La récente nomination d’Anne Genetet, députée des Français à l’étranger, au poste de ministre de l’Éducation nationale a suscité une vive opposition au sein des syndicats enseignants. Inconnue du grand public et sans expérience directe dans le domaine de l’éducation, cette décision du gouvernement Barnier a pris de nombreux observateurs par surprise. L’annonce a immédiatement provoqué des réactions virulentes, notamment de la part des syndicats du secteur éducatif, qui considèrent ce choix comme une « erreur de casting ».
Anne Genetet, âgée de 61 ans, a une carrière principalement tournée vers la médecine, le journalisme médical, et les affaires étrangères. Après des études en médecine et une expérience de courte durée dans le secteur de la santé, elle a travaillé comme consultante en communication et en risques sanitaires. Installée à Singapour depuis 2005, elle a ensuite fondé une agence de conseil pour les expatriés. Ce parcours diversifié ne convainc toutefois pas les syndicats, qui estiment que sa méconnaissance des problématiques éducatives en fait une candidate peu adaptée à la gestion du système scolaire français.
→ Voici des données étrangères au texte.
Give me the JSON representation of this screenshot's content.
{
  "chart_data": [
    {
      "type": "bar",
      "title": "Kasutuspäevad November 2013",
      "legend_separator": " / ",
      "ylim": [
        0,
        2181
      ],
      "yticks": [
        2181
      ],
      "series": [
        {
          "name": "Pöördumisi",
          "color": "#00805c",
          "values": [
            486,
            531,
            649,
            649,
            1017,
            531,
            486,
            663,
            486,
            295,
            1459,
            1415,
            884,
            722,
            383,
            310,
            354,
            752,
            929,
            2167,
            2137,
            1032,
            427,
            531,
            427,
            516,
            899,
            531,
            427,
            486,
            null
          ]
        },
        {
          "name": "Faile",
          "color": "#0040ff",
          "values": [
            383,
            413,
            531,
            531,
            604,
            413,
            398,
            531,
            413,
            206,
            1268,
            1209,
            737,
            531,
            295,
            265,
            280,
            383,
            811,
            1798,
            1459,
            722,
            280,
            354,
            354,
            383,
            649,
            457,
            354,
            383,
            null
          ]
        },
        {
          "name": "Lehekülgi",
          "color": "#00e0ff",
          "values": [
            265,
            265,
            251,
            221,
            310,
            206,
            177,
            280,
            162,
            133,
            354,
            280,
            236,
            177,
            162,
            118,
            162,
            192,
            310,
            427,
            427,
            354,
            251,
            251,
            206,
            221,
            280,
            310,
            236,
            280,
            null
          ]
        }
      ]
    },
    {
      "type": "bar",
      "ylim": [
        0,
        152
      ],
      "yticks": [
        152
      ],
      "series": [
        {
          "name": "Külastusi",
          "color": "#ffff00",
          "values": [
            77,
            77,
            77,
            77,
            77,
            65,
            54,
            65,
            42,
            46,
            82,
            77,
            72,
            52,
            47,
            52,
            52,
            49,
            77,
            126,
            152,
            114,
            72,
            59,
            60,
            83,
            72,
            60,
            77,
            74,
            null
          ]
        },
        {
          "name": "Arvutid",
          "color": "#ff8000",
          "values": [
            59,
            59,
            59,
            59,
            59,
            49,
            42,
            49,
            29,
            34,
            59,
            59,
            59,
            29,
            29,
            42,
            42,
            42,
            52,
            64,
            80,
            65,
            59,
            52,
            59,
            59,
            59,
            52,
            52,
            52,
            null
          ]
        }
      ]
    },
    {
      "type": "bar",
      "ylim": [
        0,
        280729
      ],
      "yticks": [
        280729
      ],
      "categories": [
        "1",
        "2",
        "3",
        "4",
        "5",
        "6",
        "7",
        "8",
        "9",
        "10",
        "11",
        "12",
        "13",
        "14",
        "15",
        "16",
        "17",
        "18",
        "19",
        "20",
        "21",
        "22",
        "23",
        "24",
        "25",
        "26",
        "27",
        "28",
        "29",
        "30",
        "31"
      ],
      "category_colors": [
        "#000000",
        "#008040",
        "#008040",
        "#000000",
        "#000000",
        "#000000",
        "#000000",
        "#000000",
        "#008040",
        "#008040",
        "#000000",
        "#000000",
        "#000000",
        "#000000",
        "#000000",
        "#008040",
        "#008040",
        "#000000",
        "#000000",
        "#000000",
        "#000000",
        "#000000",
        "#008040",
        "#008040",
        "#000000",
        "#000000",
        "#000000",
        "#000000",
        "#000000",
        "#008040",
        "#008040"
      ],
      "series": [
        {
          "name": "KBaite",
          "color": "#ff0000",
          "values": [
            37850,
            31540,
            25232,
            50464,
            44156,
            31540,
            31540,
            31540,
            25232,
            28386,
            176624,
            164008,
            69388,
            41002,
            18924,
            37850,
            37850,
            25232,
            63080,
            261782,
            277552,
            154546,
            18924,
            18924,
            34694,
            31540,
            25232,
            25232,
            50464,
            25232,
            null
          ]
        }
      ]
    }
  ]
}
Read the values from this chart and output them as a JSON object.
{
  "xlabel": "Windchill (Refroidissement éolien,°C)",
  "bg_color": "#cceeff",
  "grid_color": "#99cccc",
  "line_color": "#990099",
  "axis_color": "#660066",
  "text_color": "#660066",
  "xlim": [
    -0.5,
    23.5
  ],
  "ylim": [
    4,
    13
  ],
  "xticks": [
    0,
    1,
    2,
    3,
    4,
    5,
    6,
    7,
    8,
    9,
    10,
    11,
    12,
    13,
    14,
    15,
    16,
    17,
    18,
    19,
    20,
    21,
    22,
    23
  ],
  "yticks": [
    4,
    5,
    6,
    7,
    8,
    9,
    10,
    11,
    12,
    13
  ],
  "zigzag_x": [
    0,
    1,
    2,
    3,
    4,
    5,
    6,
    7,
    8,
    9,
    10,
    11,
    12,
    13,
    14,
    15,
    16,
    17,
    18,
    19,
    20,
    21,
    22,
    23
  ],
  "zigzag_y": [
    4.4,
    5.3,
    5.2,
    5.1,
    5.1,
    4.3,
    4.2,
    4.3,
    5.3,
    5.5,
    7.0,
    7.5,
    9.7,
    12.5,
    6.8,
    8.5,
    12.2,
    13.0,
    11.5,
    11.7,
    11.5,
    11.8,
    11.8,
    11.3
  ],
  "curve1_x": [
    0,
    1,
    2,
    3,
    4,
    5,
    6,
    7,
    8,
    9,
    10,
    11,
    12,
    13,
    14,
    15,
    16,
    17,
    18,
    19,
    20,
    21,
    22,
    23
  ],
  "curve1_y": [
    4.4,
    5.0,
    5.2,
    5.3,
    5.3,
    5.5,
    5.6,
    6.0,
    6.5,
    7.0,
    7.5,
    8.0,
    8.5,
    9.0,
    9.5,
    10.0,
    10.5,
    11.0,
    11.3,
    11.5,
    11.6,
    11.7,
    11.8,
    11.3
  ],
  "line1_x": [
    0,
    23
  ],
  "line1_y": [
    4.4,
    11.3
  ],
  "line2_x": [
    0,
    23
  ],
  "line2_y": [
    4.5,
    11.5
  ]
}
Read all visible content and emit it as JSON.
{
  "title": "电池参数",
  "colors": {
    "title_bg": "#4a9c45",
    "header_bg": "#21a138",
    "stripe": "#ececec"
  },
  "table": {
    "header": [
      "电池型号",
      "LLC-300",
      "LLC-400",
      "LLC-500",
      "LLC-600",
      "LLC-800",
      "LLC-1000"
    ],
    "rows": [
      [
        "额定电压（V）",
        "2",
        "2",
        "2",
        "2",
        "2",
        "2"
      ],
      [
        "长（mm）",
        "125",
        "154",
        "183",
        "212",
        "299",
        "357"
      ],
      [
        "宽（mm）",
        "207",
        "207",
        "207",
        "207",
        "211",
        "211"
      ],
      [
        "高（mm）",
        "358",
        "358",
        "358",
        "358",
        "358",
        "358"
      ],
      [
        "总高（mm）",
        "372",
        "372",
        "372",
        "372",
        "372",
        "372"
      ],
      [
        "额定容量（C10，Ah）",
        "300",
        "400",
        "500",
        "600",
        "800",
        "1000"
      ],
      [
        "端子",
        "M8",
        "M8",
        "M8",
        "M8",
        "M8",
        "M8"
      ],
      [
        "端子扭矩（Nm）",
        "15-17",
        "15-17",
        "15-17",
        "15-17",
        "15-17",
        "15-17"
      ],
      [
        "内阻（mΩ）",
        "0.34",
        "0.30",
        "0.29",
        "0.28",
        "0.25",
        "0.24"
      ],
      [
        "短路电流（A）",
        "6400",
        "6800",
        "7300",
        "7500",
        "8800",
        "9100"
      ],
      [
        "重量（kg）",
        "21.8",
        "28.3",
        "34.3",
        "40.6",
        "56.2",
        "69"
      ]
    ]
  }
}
La secrétaire générale du SNES-FSU, Sophie Vénétitay, a ainsi qualifié cette nomination de « mauvais choix », reprochant à Anne Genetet de n’avoir aucun lien direct avec les enjeux de l’éducation nationale. Elle a notamment souligné que son expérience dans la gestion des employés de maison à Singapour ne l’a pas préparée aux défis complexes de l’éducation publique en France. De plus, Guislaine David, porte-parole du SNUipp-FSU, a exprimé sa colère face à cette nomination, dénonçant une continuité de la politique menée par Gabriel Attal, qualifiée de « destructrice » par les syndicats.
Lors de sa prise de fonctions, Anne Genetet a insisté sur la « stabilité » qu’elle souhaite apporter, affirmant que le ministère ne changera pas de cap. Elle a également évoqué son désir de poursuivre les réformes initiées par Gabriel Attal, notamment en ce qui concerne les groupes de niveaux et la formation initiale des enseignants. Ces annonces inquiètent les syndicats, qui voient dans cette continuité un risque de perpétuer des réformes impopulaires.
Pour le SUD-Éducation, cette nomination n’est rien d’autre qu’une provocation, d’autant plus que les discussions sur le budget de l’Éducation nationale vont bientôt débuter à l’Assemblée nationale. Le syndicat s’interroge sur le poids réel que pourra avoir Anne Genetet dans les négociations budgétaires, particulièrement dans un contexte de crise de l’attractivité des métiers de l’enseignement. Le Snes a également soulevé des inquiétudes quant à la création d’un ministère de l’Enseignement professionnel, ce qui pourrait accentuer la division entre les différentes branches de l’éducation.
La nomination d’Anne Genetet est perçue par beaucoup comme une décision purement politique, destinée à maintenir un équilibre au sein du gouvernement. Plusieurs figures politiques, dont Paul Marion, président de l’association Les amis de Samuel Paty, ont également exprimé leur perplexité face à ce choix. Marion, qui a longtemps milité pour la mémoire de Samuel Paty dans le domaine éducatif, a regretté que le ministère de l’Éducation soit encore une fois confié à une personnalité sans lien direct avec le secteur.
Pour certains observateurs, cette situation rappelle la nomination d’Amélie Oudéa-Castéra au ministère des Sports, un autre choix jugé peu adapté en raison de son manque d’expérience dans le domaine. Les syndicats craignent que la gestion de l’Éducation nationale par une ministre non issue de ce milieu ne conduise à une déconnexion croissante entre le gouvernement et le personnel enseignant, alors que les enseignants demandent davantage de moyens pour faire face à des classes surchargées et à des conditions de travail de plus en plus difficiles.
Anne Genetet aura fort à faire pour convaincre les syndicats et les enseignants de sa capacité à mener à bien les réformes nécessaires. La crise de l’attractivité des métiers de l’éducation, les tensions budgétaires, et la restructuration de la formation des enseignants figurent parmi les principaux défis qu’elle devra relever dans les mois à venir. Dès son arrivée au ministère, la nouvelle ministre devra affronter une première épreuve : une grève des enseignants est déjà prévue pour le 1er octobre 2024, afin de réclamer plus de moyens pour l’éducation et la défense des services publics.
Face à ces enjeux, la question demeure : Anne Genetet parviendra-t-elle à s’imposer comme une ministre capable de rassembler, ou son mandat sera-t-il marqué par une confrontation continue avec les syndicats ? Pour l’heure, la défiance semble l’emporter, et les premières décisions qu’elle prendra seront scrutées de près par la communauté éducative.